Я не имею привычки совать нос в чужие дела.
"Так ведет себя человек, который боится сболтнуть лишнее, -
машинально отметил майор, - нет, неверно. Так ведет себя человек,
который вообще боится. Всего на свете. Но не хочет этого показывать. А
кому на ее месте не было бы страшно?"
- Значит, вы пришли в одиннадцать сорок? - уточнил Арсеньев, глядя в
выпуклые светло-карие глаза домработницы. - Вы ожидали застать Викторию
Павловну дома?
- Я пришла убрать в квартире. Я прихожу три раза в неделю, к
двенадцати, и работаю до шести. У меня есть ключ. Остальное меня не
касается.
- Ваша хозяйка не собиралась уезжать из Москвы на праздники?
- Не знаю.
- Погодите, Светлана Анатольевна, но вы ведь как-то общались,
разговаривали? Она вам платила предупреждала, что должна уехать, что
придут гости, ну и так далее, - Арсеньев слегка напрягся, пока не
понимая почему. Вряд ли ему передалась шутовская подозрительность Гены
Остапчука. Старший лейтенант вообще всегда всех подозревал, даже в
случаях естественной смерти со значением кивал в сторону близких
покойного, а потом долго вычислял, какие у этих близких могли быть
мотивы и выгоды, что им достанется из имущества.
- Одним из условий было молчание, - Ли-сова надменно вскинула
подбородок. - Когда я начала здесь работать,..
- А когда вы начали? - быстро перебил Арсеньев.
- Год назад.
- По рекомендации знакомых? Или через агентство?
- По просьбе моего близкого друга. Я много лет веду в его доме
хозяйство, и он попросил помочь одинокой женщине, с которой связан по
работе.
- По работе? Значит, вы все-таки знаете, где работала ваша хозяйка? -
тихо спросил Арсеньев.
Лисова молча помотала головой.
- Что за близкий друг? Пожалуйста, назовите его фамилию.

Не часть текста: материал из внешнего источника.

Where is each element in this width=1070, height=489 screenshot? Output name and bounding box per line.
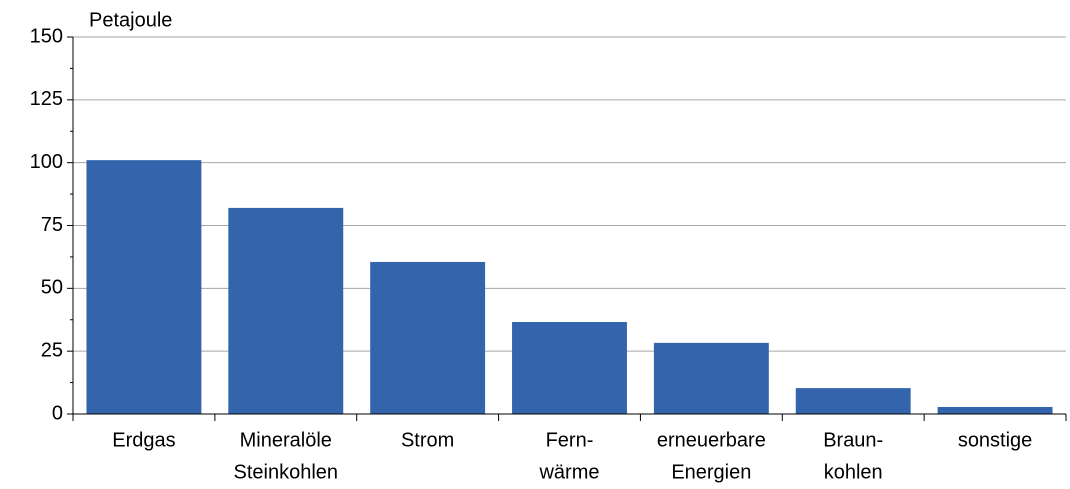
bar <box>228 207 344 414</box>
bar <box>512 322 627 414</box>
y-tick-label: 150 <box>30 25 63 47</box>
bar <box>86 160 202 414</box>
y-tick-label: 100 <box>30 151 63 173</box>
y-tick-label: 0 <box>52 402 63 424</box>
bar <box>653 342 769 414</box>
x-tick-label: Erdgas <box>112 429 175 451</box>
bar <box>370 261 486 414</box>
y-tick-label: 125 <box>30 88 63 110</box>
y-axis-unit: Petajoule <box>89 9 172 31</box>
x-tick-label: Strom <box>401 429 454 451</box>
x-tick-label: Steinkohlen <box>234 461 339 483</box>
x-tick-label: kohlen <box>824 461 883 483</box>
y-tick-label: 75 <box>41 214 63 236</box>
x-tick-label: Energien <box>671 461 751 483</box>
bar <box>937 406 1053 414</box>
x-tick-label: Braun- <box>823 429 883 451</box>
x-tick-label: wärme <box>538 461 599 483</box>
x-tick-label: Fern- <box>546 429 594 451</box>
y-tick-label: 25 <box>41 339 63 361</box>
x-tick-label: sonstige <box>958 429 1033 451</box>
y-tick-label: 50 <box>41 277 63 299</box>
x-tick-label: Mineralöle <box>240 429 332 451</box>
x-tick-label: erneuerbare <box>657 429 766 451</box>
bar <box>795 388 911 414</box>
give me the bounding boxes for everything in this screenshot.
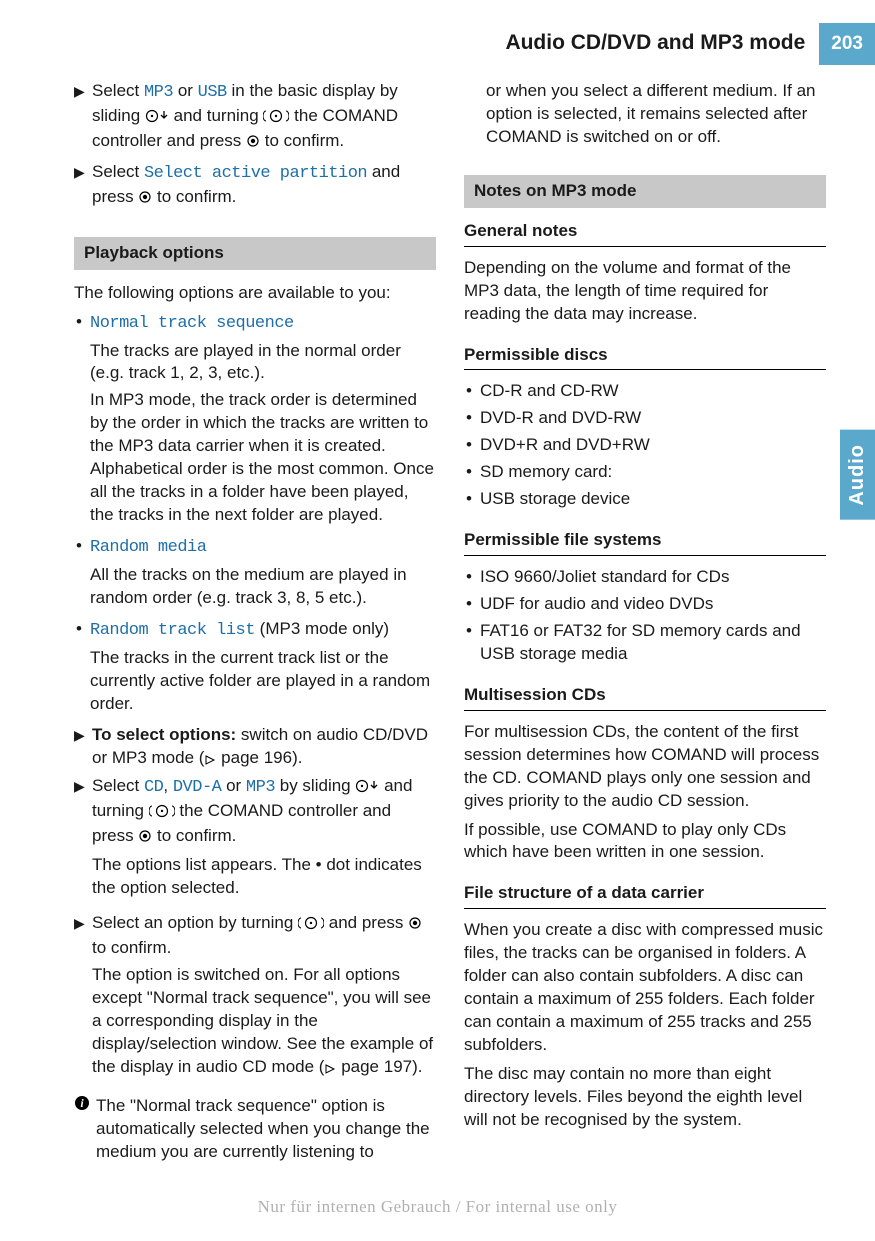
page-ref-icon <box>204 751 216 770</box>
section-notes-mp3: Notes on MP3 mode <box>464 175 826 208</box>
option-suffix: (MP3 mode only) <box>255 619 389 638</box>
step-select-cd-dvda-mp3: ▶ Select CD, DVD-A or MP3 by sliding and… <box>74 775 436 906</box>
step-result: The options list appears. The • dot indi… <box>92 854 436 900</box>
text: to confirm. <box>92 938 171 957</box>
text: or <box>221 776 246 795</box>
press-icon <box>138 188 152 211</box>
step-select-option-confirm: ▶ Select an option by turning and press … <box>74 912 436 1085</box>
option-desc: All the tracks on the medium are played … <box>90 564 436 610</box>
option-label: Random media <box>90 538 206 557</box>
info-note: The "Normal track sequence" option is au… <box>74 1095 436 1164</box>
file-structure-p2: The disc may contain no more than eight … <box>464 1063 826 1132</box>
header-bar: Audio CD/DVD and MP3 mode 203 <box>505 23 875 65</box>
filesystems-list: ISO 9660/Joliet standard for CDs UDF for… <box>464 566 826 666</box>
step-marker-icon: ▶ <box>74 80 92 155</box>
list-item: USB storage device <box>464 488 826 511</box>
file-structure-p1: When you create a disc with compressed m… <box>464 919 826 1057</box>
section-playback-options: Playback options <box>74 237 436 270</box>
option-desc: In MP3 mode, the track order is determin… <box>90 389 436 527</box>
option-label: Random track list <box>90 621 255 640</box>
playback-intro: The following options are available to y… <box>74 282 436 305</box>
continuation-text: or when you select a different medium. I… <box>486 80 826 149</box>
press-icon <box>138 827 152 850</box>
ui-text-select-active-partition: Select active partition <box>144 164 367 183</box>
text: Select <box>92 81 144 100</box>
list-item: FAT16 or FAT32 for SD memory cards and U… <box>464 620 826 666</box>
step-select-mp3-usb: ▶ Select MP3 or USB in the basic display… <box>74 80 436 155</box>
step-marker-icon: ▶ <box>74 724 92 770</box>
heading-permissible-discs: Permissible discs <box>464 344 826 371</box>
ui-text-usb: USB <box>198 83 227 102</box>
step-select-active-partition: ▶ Select Select active partition and pre… <box>74 161 436 211</box>
page-number: 203 <box>819 23 875 65</box>
option-normal-track-sequence: Normal track sequence The tracks are pla… <box>74 311 436 527</box>
list-item: SD memory card: <box>464 461 826 484</box>
text: to confirm. <box>152 187 236 206</box>
text: and press <box>324 913 408 932</box>
discs-list: CD-R and CD-RW DVD-R and DVD-RW DVD+R an… <box>464 380 826 511</box>
heading-multisession-cds: Multisession CDs <box>464 684 826 711</box>
multisession-p1: For multisession CDs, the content of the… <box>464 721 826 813</box>
ui-text-dvda: DVD-A <box>173 778 222 797</box>
slide-icon <box>145 107 169 130</box>
multisession-p2: If possible, use COMAND to play only CDs… <box>464 819 826 865</box>
text: Select <box>92 776 144 795</box>
list-item: ISO 9660/Joliet standard for CDs <box>464 566 826 589</box>
text: and turning <box>169 106 264 125</box>
footer-watermark: Nur für internen Gebrauch / For internal… <box>0 1196 875 1219</box>
text: , <box>163 776 172 795</box>
press-icon <box>246 132 260 155</box>
content-area: ▶ Select MP3 or USB in the basic display… <box>74 80 826 1164</box>
text: by sliding <box>275 776 355 795</box>
playback-options-list: Normal track sequence The tracks are pla… <box>74 311 436 716</box>
heading-permissible-file-systems: Permissible file systems <box>464 529 826 556</box>
text-bold: To select options: <box>92 725 236 744</box>
heading-file-structure: File structure of a data carrier <box>464 882 826 909</box>
list-item: UDF for audio and video DVDs <box>464 593 826 616</box>
option-desc: The tracks are played in the normal orde… <box>90 340 436 386</box>
step-body: To select options: switch on audio CD/DV… <box>92 724 436 770</box>
list-item: DVD-R and DVD-RW <box>464 407 826 430</box>
text: Select an option by turning <box>92 913 298 932</box>
press-icon <box>408 914 422 937</box>
slide-icon <box>355 777 379 800</box>
text: or <box>173 81 198 100</box>
step-result: The option is switched on. For all optio… <box>92 964 436 1079</box>
step-marker-icon: ▶ <box>74 161 92 211</box>
step-marker-icon: ▶ <box>74 912 92 1085</box>
turn-icon <box>149 802 175 825</box>
list-item: CD-R and CD-RW <box>464 380 826 403</box>
general-notes-text: Depending on the volume and format of th… <box>464 257 826 326</box>
ui-text-mp3: MP3 <box>246 778 275 797</box>
step-to-select-options: ▶ To select options: switch on audio CD/… <box>74 724 436 770</box>
turn-icon <box>263 107 289 130</box>
step-marker-icon: ▶ <box>74 775 92 906</box>
step-body: Select an option by turning and press to… <box>92 912 436 1085</box>
header-title: Audio CD/DVD and MP3 mode <box>505 23 819 65</box>
step-body: Select Select active partition and press… <box>92 161 436 211</box>
ui-text-mp3: MP3 <box>144 83 173 102</box>
step-body: Select CD, DVD-A or MP3 by sliding and t… <box>92 775 436 906</box>
page-ref: page 197). <box>336 1057 422 1076</box>
right-column: or when you select a different medium. I… <box>464 80 826 1164</box>
side-tab-audio: Audio <box>840 430 875 520</box>
list-item: DVD+R and DVD+RW <box>464 434 826 457</box>
option-random-media: Random media All the tracks on the mediu… <box>74 535 436 610</box>
page-ref-icon <box>324 1060 336 1079</box>
info-icon <box>74 1095 96 1164</box>
text: to confirm. <box>260 131 344 150</box>
step-body: Select MP3 or USB in the basic display b… <box>92 80 436 155</box>
option-desc: The tracks in the current track list or … <box>90 647 436 716</box>
text: to confirm. <box>152 826 236 845</box>
text: Select <box>92 162 144 181</box>
ui-text-cd: CD <box>144 778 163 797</box>
info-text: The "Normal track sequence" option is au… <box>96 1095 436 1164</box>
left-column: ▶ Select MP3 or USB in the basic display… <box>74 80 436 1164</box>
option-label: Normal track sequence <box>90 314 294 333</box>
option-random-track-list: Random track list (MP3 mode only) The tr… <box>74 618 436 716</box>
page-ref: page 196). <box>216 748 302 767</box>
turn-icon <box>298 914 324 937</box>
heading-general-notes: General notes <box>464 220 826 247</box>
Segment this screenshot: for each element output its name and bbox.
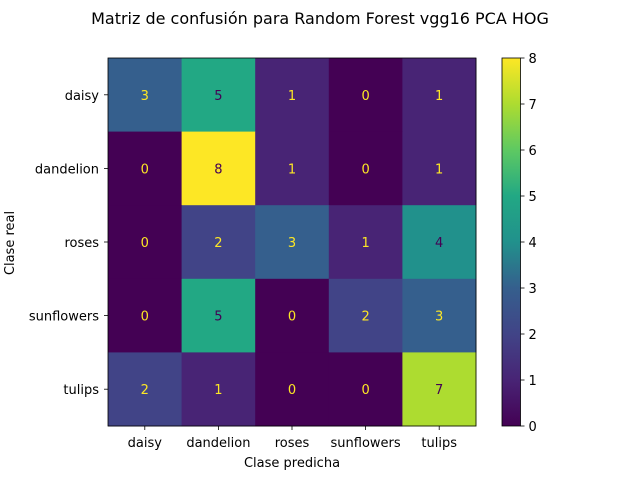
colorbar-gradient [501,57,521,427]
heatmap-cell-2-1 [181,205,256,280]
cell-value-label: 2 [361,310,369,325]
y-tick-label: tulips [63,383,99,398]
heatmap-cell-4-3 [328,352,403,427]
heatmap-cell-0-3 [328,58,403,133]
cell-value-label: 0 [288,310,296,325]
y-tick-label: roses [64,236,99,251]
y-tick-label: dandelion [35,162,99,177]
heatmap-cell-2-2 [255,205,330,280]
cell-value-label: 2 [214,236,222,251]
heatmap-cell-4-4 [402,352,477,427]
heatmap-cell-3-1 [181,278,256,353]
heatmap-cell-1-1 [181,131,256,206]
x-axis-ticks: daisy dandelion roses sunflowers tulips [128,426,457,451]
heatmap-cell-0-0 [108,58,183,133]
cell-value-label: 5 [214,310,222,325]
colorbar-tick-label: 5 [529,190,537,205]
chart-title: Matriz de confusión para Random Forest v… [91,9,549,28]
x-tick-label: dandelion [186,436,250,451]
y-axis-ticks: daisy dandelion roses sunflowers tulips [29,89,108,398]
heatmap-cell-0-1 [181,58,256,133]
colorbar-tick-label: 8 [529,52,537,67]
heatmap-cell-1-0 [108,131,183,206]
colorbar-tick-label: 6 [529,144,537,159]
heatmap-cell-3-4 [402,278,477,353]
heatmap-cell-4-2 [255,352,330,427]
colorbar-tick-label: 1 [529,374,537,389]
cell-value-label: 1 [214,383,222,398]
cell-value-label: 8 [214,162,222,177]
colorbar-tick-label: 3 [529,282,537,297]
cell-value-label: 3 [288,236,296,251]
heatmap-cell-4-1 [181,352,256,427]
y-axis-label: Clase real [3,211,18,275]
cell-value-label: 0 [361,383,369,398]
cell-value-label: 0 [361,162,369,177]
x-axis-label: Clase predicha [244,456,340,471]
x-tick-label: roses [275,436,310,451]
colorbar-tick-label: 4 [529,236,537,251]
heatmap-cell-0-2 [255,58,330,133]
cell-value-label: 4 [435,236,443,251]
cell-value-label: 7 [435,383,443,398]
heatmap-cell-4-0 [108,352,183,427]
heatmap-cell-1-2 [255,131,330,206]
heatmap-cell-0-4 [402,58,477,133]
cell-value-label: 2 [141,383,149,398]
heatmap-cell-2-3 [328,205,403,280]
cell-value-label: 1 [435,162,443,177]
cell-value-label: 1 [435,89,443,104]
y-tick-label: daisy [65,89,100,104]
colorbar-tick-label: 2 [529,328,537,343]
cell-value-label: 3 [435,310,443,325]
colorbar: 0 1 2 3 4 5 6 7 8 [501,52,537,435]
cell-value-label: 0 [288,383,296,398]
colorbar-tick-label: 7 [529,98,537,113]
x-tick-label: tulips [421,436,457,451]
cell-value-label: 1 [361,236,369,251]
x-tick-label: daisy [128,436,163,451]
heatmap-cell-1-4 [402,131,477,206]
heatmap-cell-3-2 [255,278,330,353]
cell-value-label: 0 [361,89,369,104]
cell-value-label: 5 [214,89,222,104]
x-tick-label: sunflowers [331,436,401,451]
y-tick-label: sunflowers [29,310,99,325]
heatmap-cell-1-3 [328,131,403,206]
cell-value-label: 3 [141,89,149,104]
heatmap-cell-2-4 [402,205,477,280]
heatmap-cells: 3 5 1 0 1 0 8 1 0 1 0 2 3 1 4 0 5 0 2 3 2 1 0 0 7 [107,57,477,427]
heatmap-cell-3-3 [328,278,403,353]
heatmap-cell-2-0 [108,205,183,280]
heatmap-cell-3-0 [108,278,183,353]
cell-value-label: 0 [141,236,149,251]
cell-value-label: 1 [288,162,296,177]
colorbar-tick-label: 0 [529,420,537,435]
cell-value-label: 1 [288,89,296,104]
cell-value-label: 0 [141,162,149,177]
cell-value-label: 0 [141,310,149,325]
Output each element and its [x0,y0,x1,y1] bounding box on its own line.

- Послушайте, зачем вы меня допрашиваете? По какому праву? Все равно
вам не доверят расследовать такое серьезное дело. Убит иностранец, и мне
странно, почему до сих пор здесь нет сотрудников ФСБ. А вы, собственно,
кто такой? Из районного отделения?
- Почему район? Мы не район! - обиделся Остапчук. - Мы из МУРа, я же
вам, гражданочка, показывал удостоверение. Читать умеете? Так
знакомого-то вашего как зовут, который вас сюда рекомендовал? Телефончик
его потрудитесь сообщить.
Лисова вытаращила глаза, открыла рот, но больше не произнесла ни
слова и вдруг стала медленно заваливаться на бок, продолжая смотреть на
Арсеньева. Остапчук все еще стоял позади нее и успел подхватить. Со
стула она не свалилась.
- Ну, ну, гражданочка, не надо нам здесь спектакли разыгрывать, -
проворчал он и легонько похлопал ее по щекам.
Впрочем, это был не спектакль. Светлана Анатольевна действительно на
несколько минут лишилась чувств.
***
Дождь кончился, но туман все не рассеивался. Он стал голубоватым, как
обезжиренное молоко.
- Возьми себя в руки, - бормотал Андрей Евгеньевич Григорьев,
пробегая мелкой трусцой по влажному тротуару, мимо нарядных двухэтажных
домов классического колониального стиля, мимо аккуратной маленькой копии
готического собора с двумя тонкими ребристыми башенками и цветными
витражами. На углу Сидней-стрит он чуть не налетел на разносчика пиццы,
который тащил высоченную стопку белых коробок, и видны были только его
ноги в форменных синих штанах с желтыми лампасами.
За чугунной оградой школы святого Мартина резвились дети. Настоящие
маленькие американцы, раскованные, сытые, счастливые. Все вокруг
напоминало качественное голливудское кино, и бегущий трусцой благородный
старик Эндрю Григорьефф с лицом усталого от собственных знаний
профессора, немного комичный, но вполне добротный американский
гражданин, чудесно вписывался в кадр.
Мяч перелетел через ограду, подпрыгнул у ног Григорьева и скакнул на
мостовую. Кино продолжалось.
- Пожалуйста, сэр! - прозвучал из-за ограды детский голос.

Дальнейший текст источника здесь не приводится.